To make this a (slightly more) concrete example, suppose I want to transfer 480 16-bit words (one row of the LCD display). After telling the LCD panel to expect this transfer, configure a timer to emit 480 pulses to an MCU pin and configure the DMA controller to transfer (upon a trigger) 16-bit value from the source data memory (autoincrementing one word for each such transfer) to the GPIO ODR register (not auto-incrementing). Once started, the timer would assert the pulse output (thereby providing the trailing edge of the data transfer strobe - there would be race and phase conditions to address), and that would tell the DMA controller to transfer the next word to GPIO. At some subsequent point, the timer would de-assert the pulse output (providing the leading edge of the data transfer strobe, which the LCD panel would use to accept the 16 bits on the GPIO pins), and then the process would fall dormant until the next timer period. The process would be complete (generating an interrupt to the MCU) after 480 such transfers.

I realize I could (should) research the various device and register properties, however, I would prefer if possible to get some guidance as to practicality first, as I am still at (MCU) device selection phase (which is further complicated by availability issues, but I'm flexible) so there are many unknowns, and having a going-in concept would greatly reduce selection risk and time expenditure.

Thanks again!

> I realize I could (should) research the various device and register properties

Yes you should. Take a Nucleo and perform dozens of simple experiments. Come back with concrete questions.

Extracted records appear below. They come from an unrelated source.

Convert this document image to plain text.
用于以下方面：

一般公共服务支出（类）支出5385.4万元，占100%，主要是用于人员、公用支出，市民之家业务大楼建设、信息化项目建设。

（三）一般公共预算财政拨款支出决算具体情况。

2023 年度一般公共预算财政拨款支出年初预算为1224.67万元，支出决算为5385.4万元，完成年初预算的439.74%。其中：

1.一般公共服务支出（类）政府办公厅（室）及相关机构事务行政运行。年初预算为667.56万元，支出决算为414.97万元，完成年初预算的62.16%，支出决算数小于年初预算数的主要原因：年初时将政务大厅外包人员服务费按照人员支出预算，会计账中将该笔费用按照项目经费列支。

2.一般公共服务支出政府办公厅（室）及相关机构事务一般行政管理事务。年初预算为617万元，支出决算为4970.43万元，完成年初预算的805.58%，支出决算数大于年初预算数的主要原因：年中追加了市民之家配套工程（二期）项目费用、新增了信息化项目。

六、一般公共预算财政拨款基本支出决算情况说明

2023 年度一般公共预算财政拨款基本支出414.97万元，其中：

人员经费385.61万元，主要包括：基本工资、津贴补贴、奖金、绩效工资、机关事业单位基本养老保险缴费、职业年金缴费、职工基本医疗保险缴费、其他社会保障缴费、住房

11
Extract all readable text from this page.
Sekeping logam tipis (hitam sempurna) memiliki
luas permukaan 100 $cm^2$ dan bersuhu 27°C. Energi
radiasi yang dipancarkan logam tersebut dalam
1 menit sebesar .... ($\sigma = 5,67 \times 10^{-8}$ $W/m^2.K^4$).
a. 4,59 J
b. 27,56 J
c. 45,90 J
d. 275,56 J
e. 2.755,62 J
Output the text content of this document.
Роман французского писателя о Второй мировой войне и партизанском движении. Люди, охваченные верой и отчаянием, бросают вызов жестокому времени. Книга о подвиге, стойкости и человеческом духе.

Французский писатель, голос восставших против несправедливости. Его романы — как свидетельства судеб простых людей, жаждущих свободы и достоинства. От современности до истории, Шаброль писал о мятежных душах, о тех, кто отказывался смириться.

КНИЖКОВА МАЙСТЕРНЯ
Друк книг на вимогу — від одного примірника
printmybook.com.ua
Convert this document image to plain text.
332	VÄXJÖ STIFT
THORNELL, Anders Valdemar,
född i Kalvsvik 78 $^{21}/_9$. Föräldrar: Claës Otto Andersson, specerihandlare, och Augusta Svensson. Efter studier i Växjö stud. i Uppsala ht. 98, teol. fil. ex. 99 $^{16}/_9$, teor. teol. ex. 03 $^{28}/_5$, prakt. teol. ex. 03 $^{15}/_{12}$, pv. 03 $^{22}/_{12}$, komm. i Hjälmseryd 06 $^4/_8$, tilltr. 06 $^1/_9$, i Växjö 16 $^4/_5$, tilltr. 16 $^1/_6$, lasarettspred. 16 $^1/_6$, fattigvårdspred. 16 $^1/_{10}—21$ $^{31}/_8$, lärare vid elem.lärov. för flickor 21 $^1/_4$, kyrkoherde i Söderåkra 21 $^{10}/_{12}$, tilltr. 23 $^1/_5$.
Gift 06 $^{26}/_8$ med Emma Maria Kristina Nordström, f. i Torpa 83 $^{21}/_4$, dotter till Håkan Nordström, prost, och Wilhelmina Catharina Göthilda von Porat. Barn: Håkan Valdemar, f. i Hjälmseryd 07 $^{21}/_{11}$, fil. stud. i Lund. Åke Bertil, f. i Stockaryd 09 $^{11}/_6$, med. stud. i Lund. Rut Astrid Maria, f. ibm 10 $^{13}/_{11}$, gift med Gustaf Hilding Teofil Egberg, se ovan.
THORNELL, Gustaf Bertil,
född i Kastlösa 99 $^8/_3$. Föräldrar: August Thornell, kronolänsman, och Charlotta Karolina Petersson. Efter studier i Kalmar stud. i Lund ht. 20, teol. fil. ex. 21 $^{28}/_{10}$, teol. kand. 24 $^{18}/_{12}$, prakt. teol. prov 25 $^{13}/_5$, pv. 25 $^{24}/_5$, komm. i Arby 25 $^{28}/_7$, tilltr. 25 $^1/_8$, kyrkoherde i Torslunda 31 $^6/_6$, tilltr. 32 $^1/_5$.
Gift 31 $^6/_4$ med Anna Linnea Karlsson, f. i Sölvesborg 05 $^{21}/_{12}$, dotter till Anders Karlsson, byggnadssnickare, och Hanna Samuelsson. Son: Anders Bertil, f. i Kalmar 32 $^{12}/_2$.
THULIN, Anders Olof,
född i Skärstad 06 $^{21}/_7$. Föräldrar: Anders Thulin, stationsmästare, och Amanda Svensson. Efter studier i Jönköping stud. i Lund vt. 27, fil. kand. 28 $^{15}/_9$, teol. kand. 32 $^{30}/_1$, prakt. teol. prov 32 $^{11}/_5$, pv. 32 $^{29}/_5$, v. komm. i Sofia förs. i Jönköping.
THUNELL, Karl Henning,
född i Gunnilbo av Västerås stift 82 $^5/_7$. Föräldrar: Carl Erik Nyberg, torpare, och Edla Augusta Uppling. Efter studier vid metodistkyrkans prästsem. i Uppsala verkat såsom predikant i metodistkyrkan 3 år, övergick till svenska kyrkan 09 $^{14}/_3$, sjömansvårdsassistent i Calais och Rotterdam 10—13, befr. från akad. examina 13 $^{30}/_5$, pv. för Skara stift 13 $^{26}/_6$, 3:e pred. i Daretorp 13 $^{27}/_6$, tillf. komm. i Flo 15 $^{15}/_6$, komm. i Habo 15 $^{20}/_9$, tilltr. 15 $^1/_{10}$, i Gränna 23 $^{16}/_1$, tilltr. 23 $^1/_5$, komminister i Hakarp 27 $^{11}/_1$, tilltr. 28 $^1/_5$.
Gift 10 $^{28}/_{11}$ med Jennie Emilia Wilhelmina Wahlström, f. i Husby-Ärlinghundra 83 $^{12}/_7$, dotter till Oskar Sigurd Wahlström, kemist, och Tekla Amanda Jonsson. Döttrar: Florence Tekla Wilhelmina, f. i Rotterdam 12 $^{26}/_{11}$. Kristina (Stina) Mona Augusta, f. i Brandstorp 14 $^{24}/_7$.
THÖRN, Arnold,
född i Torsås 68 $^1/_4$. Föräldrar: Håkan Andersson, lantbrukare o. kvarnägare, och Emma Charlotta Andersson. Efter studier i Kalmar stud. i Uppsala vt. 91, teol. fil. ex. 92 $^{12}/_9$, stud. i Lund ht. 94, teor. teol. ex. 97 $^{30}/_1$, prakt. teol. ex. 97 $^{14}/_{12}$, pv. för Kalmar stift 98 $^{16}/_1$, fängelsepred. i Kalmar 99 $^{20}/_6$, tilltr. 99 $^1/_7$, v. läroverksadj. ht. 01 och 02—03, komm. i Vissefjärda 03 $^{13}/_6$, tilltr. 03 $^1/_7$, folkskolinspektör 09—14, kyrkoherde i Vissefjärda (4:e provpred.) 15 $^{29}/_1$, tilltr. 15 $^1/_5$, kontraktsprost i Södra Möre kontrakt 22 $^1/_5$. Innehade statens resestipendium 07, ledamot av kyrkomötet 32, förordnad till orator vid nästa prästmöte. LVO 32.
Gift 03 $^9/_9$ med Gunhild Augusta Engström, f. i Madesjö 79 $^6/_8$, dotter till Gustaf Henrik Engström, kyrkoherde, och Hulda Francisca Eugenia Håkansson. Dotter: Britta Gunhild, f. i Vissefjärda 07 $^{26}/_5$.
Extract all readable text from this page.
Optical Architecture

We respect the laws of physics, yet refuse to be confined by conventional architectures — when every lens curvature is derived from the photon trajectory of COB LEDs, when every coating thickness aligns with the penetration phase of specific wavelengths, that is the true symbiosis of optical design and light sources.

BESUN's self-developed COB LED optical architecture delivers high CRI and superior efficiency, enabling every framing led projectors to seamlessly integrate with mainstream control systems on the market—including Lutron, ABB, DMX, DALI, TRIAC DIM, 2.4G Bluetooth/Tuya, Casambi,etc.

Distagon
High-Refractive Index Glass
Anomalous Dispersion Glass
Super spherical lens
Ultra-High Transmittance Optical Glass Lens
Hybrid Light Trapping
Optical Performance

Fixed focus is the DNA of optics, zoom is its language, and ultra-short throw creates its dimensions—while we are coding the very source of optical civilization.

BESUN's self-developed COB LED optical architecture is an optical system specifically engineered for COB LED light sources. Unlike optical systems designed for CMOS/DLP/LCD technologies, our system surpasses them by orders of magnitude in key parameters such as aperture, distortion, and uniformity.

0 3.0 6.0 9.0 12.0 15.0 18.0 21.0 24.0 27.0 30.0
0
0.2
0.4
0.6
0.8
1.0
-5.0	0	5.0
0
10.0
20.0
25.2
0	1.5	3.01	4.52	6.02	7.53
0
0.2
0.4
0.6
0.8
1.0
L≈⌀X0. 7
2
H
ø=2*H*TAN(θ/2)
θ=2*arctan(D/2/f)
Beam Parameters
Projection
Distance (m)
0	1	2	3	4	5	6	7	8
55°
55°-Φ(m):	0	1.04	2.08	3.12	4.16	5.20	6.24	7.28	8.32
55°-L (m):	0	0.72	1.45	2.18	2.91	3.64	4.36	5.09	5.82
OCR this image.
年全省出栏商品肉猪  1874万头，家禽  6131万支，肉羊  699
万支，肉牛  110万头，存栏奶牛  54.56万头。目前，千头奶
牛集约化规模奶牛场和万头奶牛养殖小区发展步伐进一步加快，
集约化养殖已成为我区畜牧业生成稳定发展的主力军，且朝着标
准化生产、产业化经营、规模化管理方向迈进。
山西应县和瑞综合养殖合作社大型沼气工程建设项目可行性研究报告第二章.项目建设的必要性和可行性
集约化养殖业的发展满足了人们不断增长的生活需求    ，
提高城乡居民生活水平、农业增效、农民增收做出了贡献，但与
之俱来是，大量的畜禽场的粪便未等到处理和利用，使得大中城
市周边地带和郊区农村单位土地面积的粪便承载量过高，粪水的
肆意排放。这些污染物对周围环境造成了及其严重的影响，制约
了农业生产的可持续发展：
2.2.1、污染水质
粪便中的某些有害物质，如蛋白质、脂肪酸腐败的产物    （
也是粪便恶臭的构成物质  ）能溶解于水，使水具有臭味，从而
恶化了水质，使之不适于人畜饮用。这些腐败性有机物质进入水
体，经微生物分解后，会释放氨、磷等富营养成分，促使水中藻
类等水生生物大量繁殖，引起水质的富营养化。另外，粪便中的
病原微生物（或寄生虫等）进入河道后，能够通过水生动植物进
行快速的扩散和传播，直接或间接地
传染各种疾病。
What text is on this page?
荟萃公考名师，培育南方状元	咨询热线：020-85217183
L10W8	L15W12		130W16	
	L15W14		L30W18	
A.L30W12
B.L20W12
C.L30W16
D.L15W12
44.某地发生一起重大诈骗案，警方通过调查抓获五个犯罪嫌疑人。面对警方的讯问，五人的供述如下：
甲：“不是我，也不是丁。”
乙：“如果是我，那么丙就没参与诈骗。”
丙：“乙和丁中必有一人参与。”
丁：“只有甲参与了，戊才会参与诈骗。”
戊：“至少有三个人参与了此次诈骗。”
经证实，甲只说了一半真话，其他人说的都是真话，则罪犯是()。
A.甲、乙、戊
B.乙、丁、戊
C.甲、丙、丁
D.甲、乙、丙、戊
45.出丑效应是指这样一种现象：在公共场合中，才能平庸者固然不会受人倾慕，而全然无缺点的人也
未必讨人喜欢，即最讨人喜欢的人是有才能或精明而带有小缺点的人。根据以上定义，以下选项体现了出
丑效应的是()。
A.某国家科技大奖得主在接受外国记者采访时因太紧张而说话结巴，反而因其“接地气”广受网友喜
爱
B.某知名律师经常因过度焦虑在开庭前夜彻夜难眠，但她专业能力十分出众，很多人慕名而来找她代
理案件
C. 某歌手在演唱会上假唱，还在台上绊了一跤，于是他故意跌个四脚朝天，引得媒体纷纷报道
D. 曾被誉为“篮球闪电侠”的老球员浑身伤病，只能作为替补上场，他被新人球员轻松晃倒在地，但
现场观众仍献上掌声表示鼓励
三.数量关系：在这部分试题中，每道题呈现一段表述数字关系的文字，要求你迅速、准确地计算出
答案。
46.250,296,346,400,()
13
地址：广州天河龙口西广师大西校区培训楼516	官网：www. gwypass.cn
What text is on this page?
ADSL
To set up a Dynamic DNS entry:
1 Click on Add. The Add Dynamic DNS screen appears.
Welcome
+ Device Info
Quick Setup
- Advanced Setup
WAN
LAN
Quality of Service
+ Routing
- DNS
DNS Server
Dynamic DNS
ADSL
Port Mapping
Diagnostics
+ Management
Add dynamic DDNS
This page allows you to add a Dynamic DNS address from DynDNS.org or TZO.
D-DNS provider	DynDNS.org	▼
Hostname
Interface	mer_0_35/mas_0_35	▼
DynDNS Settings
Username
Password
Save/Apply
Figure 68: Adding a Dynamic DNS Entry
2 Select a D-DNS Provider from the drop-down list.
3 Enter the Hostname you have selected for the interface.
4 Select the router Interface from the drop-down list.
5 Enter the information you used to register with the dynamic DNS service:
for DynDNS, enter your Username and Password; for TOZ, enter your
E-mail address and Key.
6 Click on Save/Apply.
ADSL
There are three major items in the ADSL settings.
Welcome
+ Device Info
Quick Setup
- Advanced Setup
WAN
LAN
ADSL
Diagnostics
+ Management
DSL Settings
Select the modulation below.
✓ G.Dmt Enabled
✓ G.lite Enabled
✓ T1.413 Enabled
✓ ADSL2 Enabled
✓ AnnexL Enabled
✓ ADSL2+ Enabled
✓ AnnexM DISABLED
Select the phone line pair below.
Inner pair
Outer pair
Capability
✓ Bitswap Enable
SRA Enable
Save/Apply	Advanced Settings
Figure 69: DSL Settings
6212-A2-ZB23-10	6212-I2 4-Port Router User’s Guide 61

> Can I configure a (any type of) timer to generate a finite number of pulses

Some timers (usually the Advanced) have Repetition counter register, TIMx_RCR, which together with the One-Pulse Mode does what you describe.

JW

wb0gaz
Senior

Thanks for your input - my goal has to get help narrowing and characterizing my question - in this case I believe my line of questioning is more efficient than casting around somewhat in the dark (which I have done extensively, and have discovery and nucleo modules here for that purpose, but this requirement didn't provide me with any clear getting-started direction, which has thankfully been made available here.

In any event, your mention of _RCR register is helpful, however, I still need to understand whether a DMA could be triggered from this sort of event.